In spite of all the bad news, we have not given up hope. Butch was scheduled to begin chemo on Friday, and that will not be possible - he is too weak. So, we will have to talk to our Doctor's there, and they will consult with the Pittsburgh Doctors, to develop a plan for Butch's future treatment. He is not in a lot of pain, and is resting comfortable right now. He has lost so much weight, the Doctor discussed TNP (Total Perinatal (??) Nutrition) with us - a feeding tube, but - Butch said no. For the moment, my goal is to get him home safely, to Endicott, Beyond that, we can decide once we are home, and he has a chance to regroup. I would ask all of you to pray for Butch. My prayer is that God perform a miracle for his faithful servant. If that is not God's will, however, for whatever reasons we humans cannot fathom, I pray that he protect him from further suffering.

Wednesday, September 3, 2008

Most of the important things in the world have been accomplished by people who have kept on trying when there seemed to be no hope at all.- D Carnegie

The picture of Butch that you see is from this afternoon - that is the wound vac attached to him. As you can see, he is skinny, but looking better - Irene said today that she thought his face was filling out a bit - he is certainly more alert. He is watching the Republican Convention right now. We walked up in back today - behind the houses - quite a distance (maybe 5 houses down and back). I thought that was good progress. The eating has continued to be better, although not great - maybe he just doesn't like my cooking! Tomorrow is a busy day - I have a Doctor appointment (for me), a dentist appointment (for me) , the oncologist at 3:15, then up to work to talk to my boss about my returning to work.

I will probably go to writing only 1 or 2 times a week unless some big news occurs. Not enough is happening on a daily basis to write about (thankfully so). Butch continues to recuperate, slowly, and I hope to have a good report when I write on a weekly basis.

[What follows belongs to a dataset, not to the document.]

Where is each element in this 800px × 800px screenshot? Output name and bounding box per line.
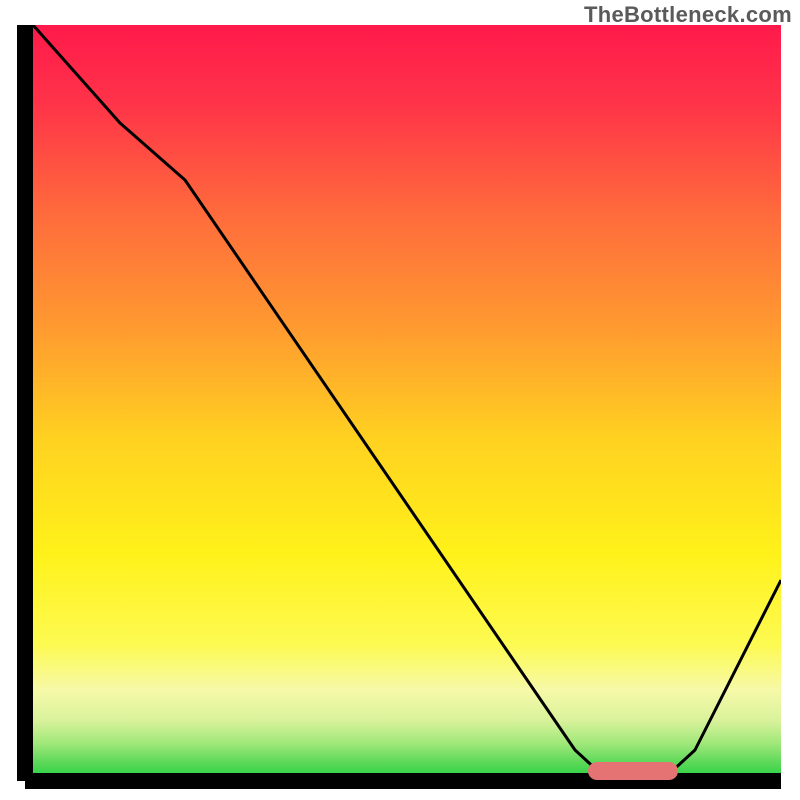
optimal-marker <box>588 762 678 780</box>
watermark-text: TheBottleneck.com <box>584 2 792 28</box>
chart-root: TheBottleneck.com <box>0 0 800 800</box>
chart-svg <box>0 0 800 800</box>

Tuesday, September 2, 2008

“Life shrinks or expands in proportion to one’s courage.” — Anais Nin

We have had some bad news today. The CA 19-9 number is quite high - it is 6,500. It went from 2,500 to 3,100 and now 6,500. That is a cause for worry. Butch has an appointment on Thursday afternoon with the oncologist, and we will be discussing this with him. It will be necessary for Butch to start that chemo as soon as possible, however, he cannot start it when he is as weak as he has been, so I am not sure how we will proceed. Also, when he weighed himself last night, he weighed 141 pounds - 4 more pounds lost in a couple of days. This also is not good. He did say that he felt a bit stronger this morning, and he did walk around the yard a couple of times today. He really tried to eat more today, also and I put one of those benecals in his oatmeal this morning - that is an extra 340 calories.

I put a link on here for a political cartoon that a friend sent us - it is really funny, and makes fun of all the candidates and politicians - doesn't single any one in particular - Butch said it is true, also!